Lots of numbers.  Bottom line is if the Fed does what it says it's going to do buyers will lose about 15-20% of their buying power in the next 9 months, or closer to 25-30% of their buying power  in the last 18 months.  (not accounting for price increases)

In my opinion this can certainly slow the market, slow price appreciation, but probably do nothing to solve the inventory problem in the short term.  I've beaten the subject of people being stuck in their houses due to having low payments to death.  This will be even more true if rates go up further, people will be even more stuck, and even more reluctant to sell.  So while demand may drop due to people being priced out, supply will likely stay low, and people will still need a place to live.  How does this play out long term?  Apparently today 1/3 of American adults live with their parents.  Maybe we get generational housing out of this?  I don't know.

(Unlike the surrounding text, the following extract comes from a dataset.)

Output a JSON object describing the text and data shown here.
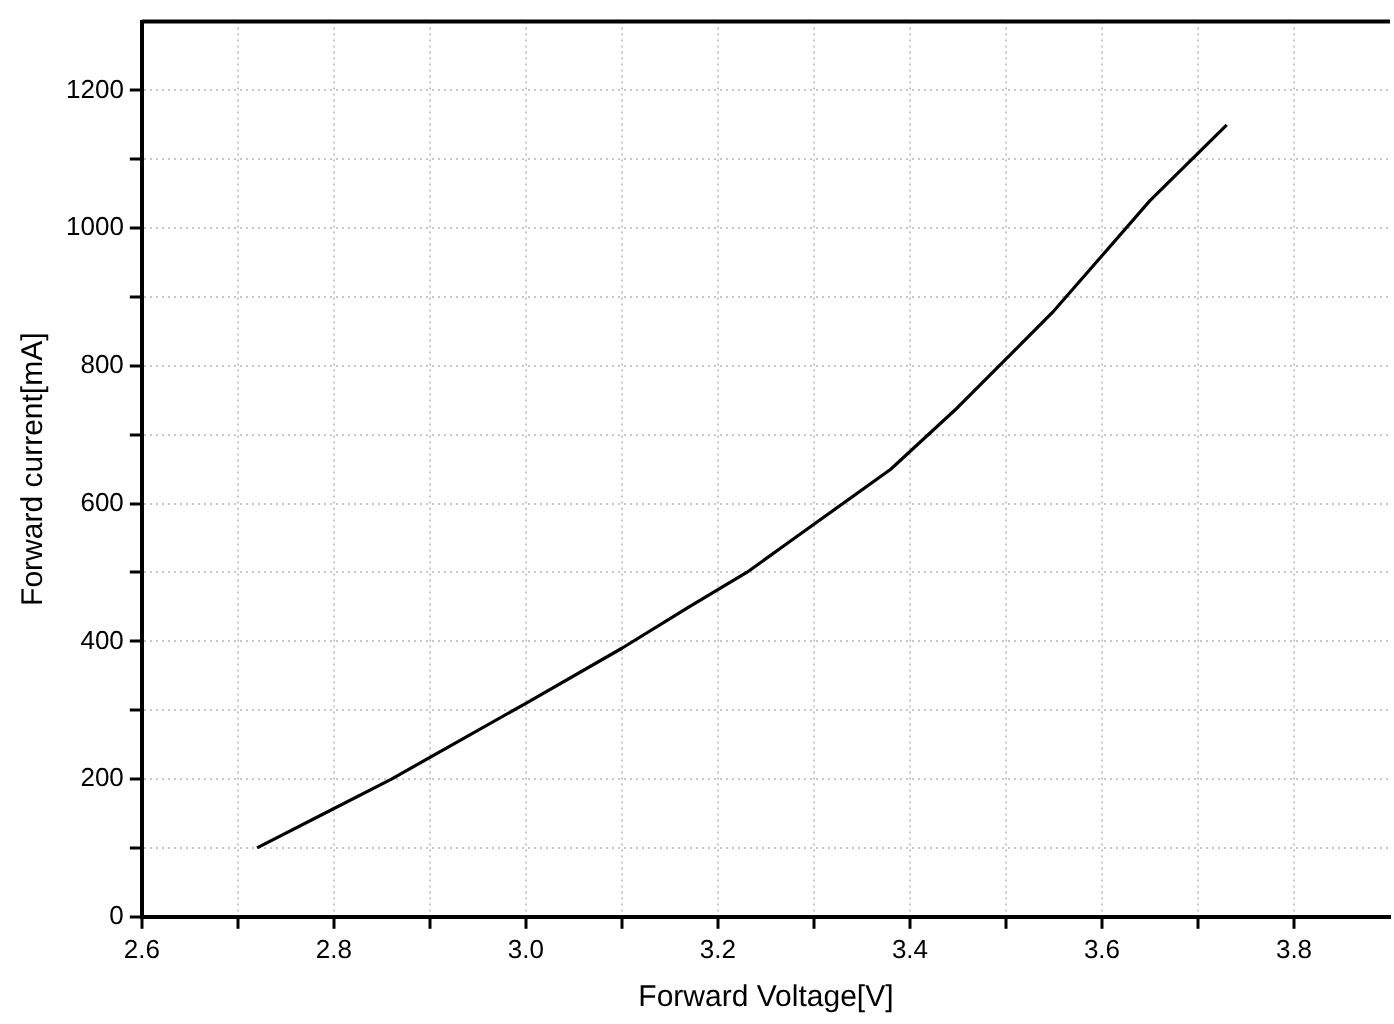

But here is why I think the Fed is full of shit.  You may recall in 2019 in August I was like code red, the yield curve is inverting, chicken little realty was in full effect calling for some kind of major crisis based solely on the actions of the debt market.  Bang.  We all know how early 2020 went and onward.

So now, the yield curve is already partially inverted.  I usually refer to the difference between the 10 year yield and the 2 year yield on US treasuries.  Right now that difference is a positive .18%.  The trend on this looks like this numberpicture.

So this in itself is still right side up but sections of the curve have flipped.  For example yields on 3 year, 5 year and 7 year treasury notes exceed the yield on the 10.  The yield on 20 year notes is higher than on the 30.  This shows doubt about the short term prospects of an economy and generally signals a recession.

We are also running a massive federal budget deficit.  The government is insolvent and needs to borrow money from the Central Bank to operate.  The deficit spending is by definition inflationary.

So now imagine this.  Some bullshit that we're not expecting today happens abruptly.  It causes a panic in the markets.  Short term liquidity starts to dry up and the interest rates shoot up naturally, rather than being pushed by the Fed.  And we're suddenly staring at the same crisis as 2020, a worse crisis than 2008 and it's bad.  How do you think the Fed will deal with this?  Do you allow the United States to default on it's 30 plus Trillion in debt, shut down the government and allow for complete chaos?

Or do you print more money to fund the shitshow and lower rates back down to prop up the house of cards you've been building for decades?

I'm going with option 2.  I'm going with spend today's dollars on assets that pay you tomorrow's dollars and next year's dollars and so on.  I'm going long on real estate, as I have been because real estate is Real and Fiat money is not.  If i'm wrong at least I'll have a place to live.